Verona, picchiata e sequestrata in un tugurio: liberata dalla polizia grazie alla sorella

Redazione
23/01/2024

La giovane è stata trovata in stato di shock abbracciata a un gatto e con molte ferite al volto e sul corpo. Scattato l'arresto in flagranza differita per il compagno, un 20enne di origini marocchine.

Verona, picchiata e sequestrata in un tugurio: liberata dalla polizia grazie alla sorella

Una giovane donna è stata liberata dalla polizia a Verona, grazie all’allarme lanciato dalla sorella. Era stata infatti picchiata e trattenuta contro la sua volontà dal compagno, un cittadino di origine marocchina, adesso in carcere. A riportare la notizia è stato il quotidiano L’Arena, che ha spiegato come gli agenti siano riusciti a rintracciarla, allertati dalla questura di Cremona, grazie al tracciamento del telefono della vittima. La donna si trovava in un tugurio vicino alla stazione, in circonvallazione Oriani, occupato da alcuni senza fissa dimora e più volte sgomberato negli ultimi mesi dalle autorità.

Scattato l’arresto in flagranza differita per un 20enne

La ragazza è stata trovata in un tugurio, intrappolata e in stato di shock, con segni di violenza sul corpo e sul viso.
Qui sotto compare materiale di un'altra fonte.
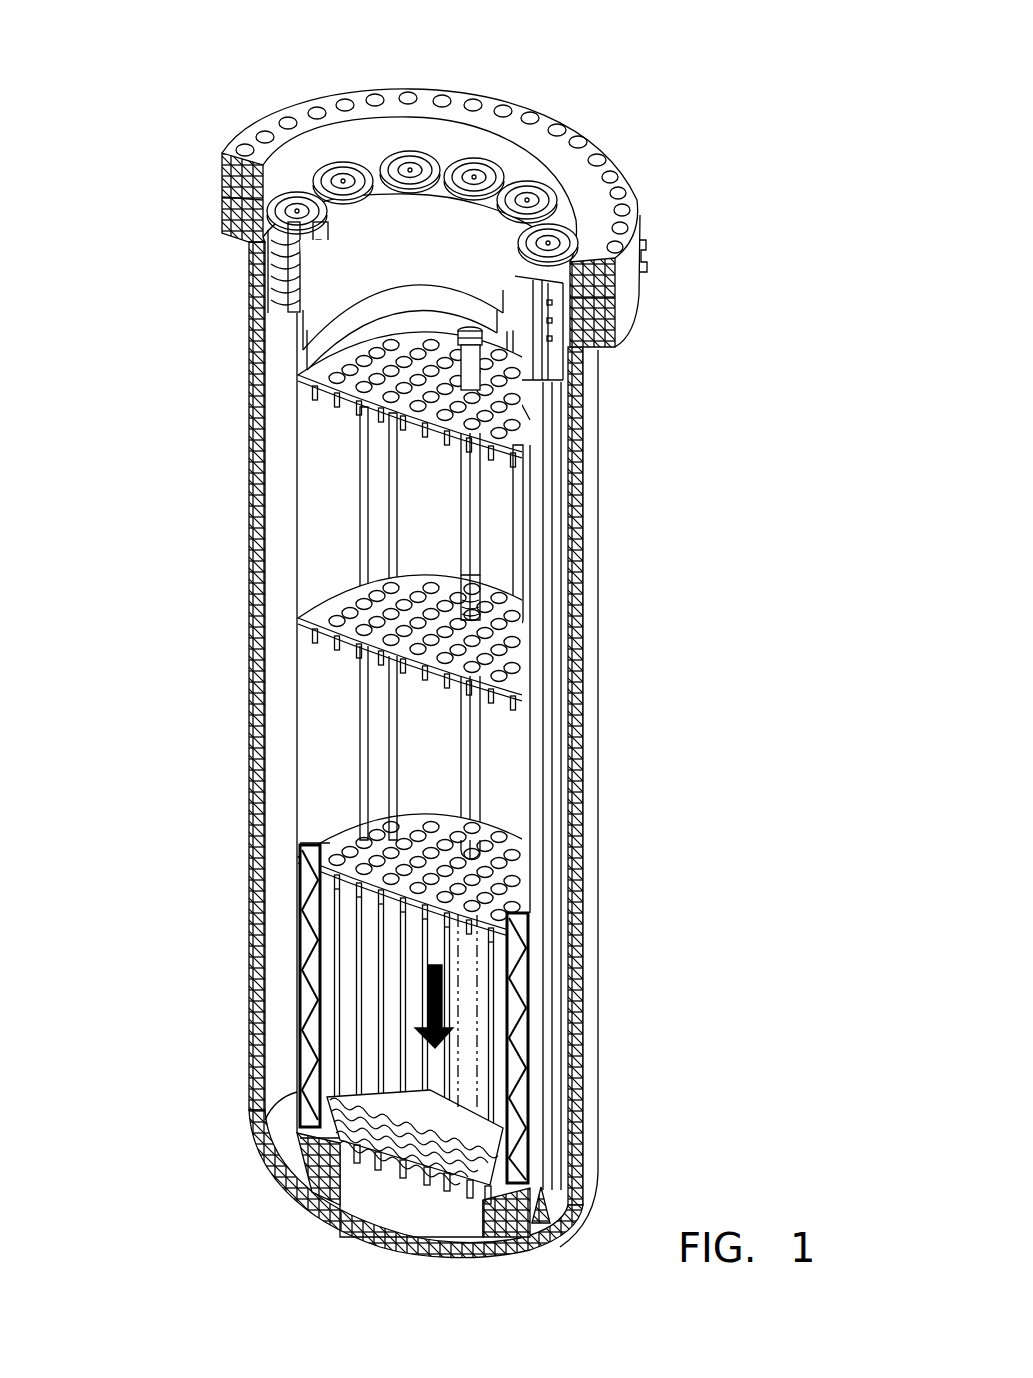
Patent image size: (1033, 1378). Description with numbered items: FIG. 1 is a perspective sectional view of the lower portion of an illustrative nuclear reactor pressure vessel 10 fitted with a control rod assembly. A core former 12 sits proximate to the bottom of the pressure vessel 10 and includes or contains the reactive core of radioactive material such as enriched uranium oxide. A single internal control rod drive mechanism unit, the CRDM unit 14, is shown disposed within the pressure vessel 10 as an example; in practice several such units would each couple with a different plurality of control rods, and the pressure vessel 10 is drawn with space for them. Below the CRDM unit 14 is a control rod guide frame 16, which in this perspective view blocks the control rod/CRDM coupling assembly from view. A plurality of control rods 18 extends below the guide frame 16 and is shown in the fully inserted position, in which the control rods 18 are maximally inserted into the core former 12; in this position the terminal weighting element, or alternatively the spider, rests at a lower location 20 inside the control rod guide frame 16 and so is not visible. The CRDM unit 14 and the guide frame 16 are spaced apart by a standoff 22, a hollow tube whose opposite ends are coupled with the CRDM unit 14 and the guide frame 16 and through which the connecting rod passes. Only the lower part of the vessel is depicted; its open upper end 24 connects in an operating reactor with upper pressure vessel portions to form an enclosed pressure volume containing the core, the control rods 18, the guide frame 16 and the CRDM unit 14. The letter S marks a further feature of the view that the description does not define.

The nuclear reactor pressure vessel 10 is at (246, 480).
The core former 12 is at (300, 843).
The control rod drive mechanism (CRDM) unit 14 is at (483, 505).
The control rod guide frame 16 is at (483, 769).
The control rods 18 is at (507, 1000).
The lower location 20 is at (493, 857).
The standoff 22 is at (517, 583).
The open upper end 24 is at (413, 247).
The sample flow path S is at (483, 988).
Secondo la ricostruzione, al momento dell’ingresso della polizia, che ha forzato un lucchetto all’ingresso, la giovane abbracciava un gatto da cui non si è voluta separare. Liberata, è stata condotta in ospedale e ha sporto denuncia per lesioni aggravate e maltrattamenti. Grazie alla nuova norma, il compagno è stato arrestato in flagranza differita, perché sono state riscontrate inequivocabili prove documentali e fotografiche. Questo ha comportato l’arresto entro le 48 ore dal fatto. Il presunto responsabile, ora nel carcere di Montorio, ha circa 20 anni.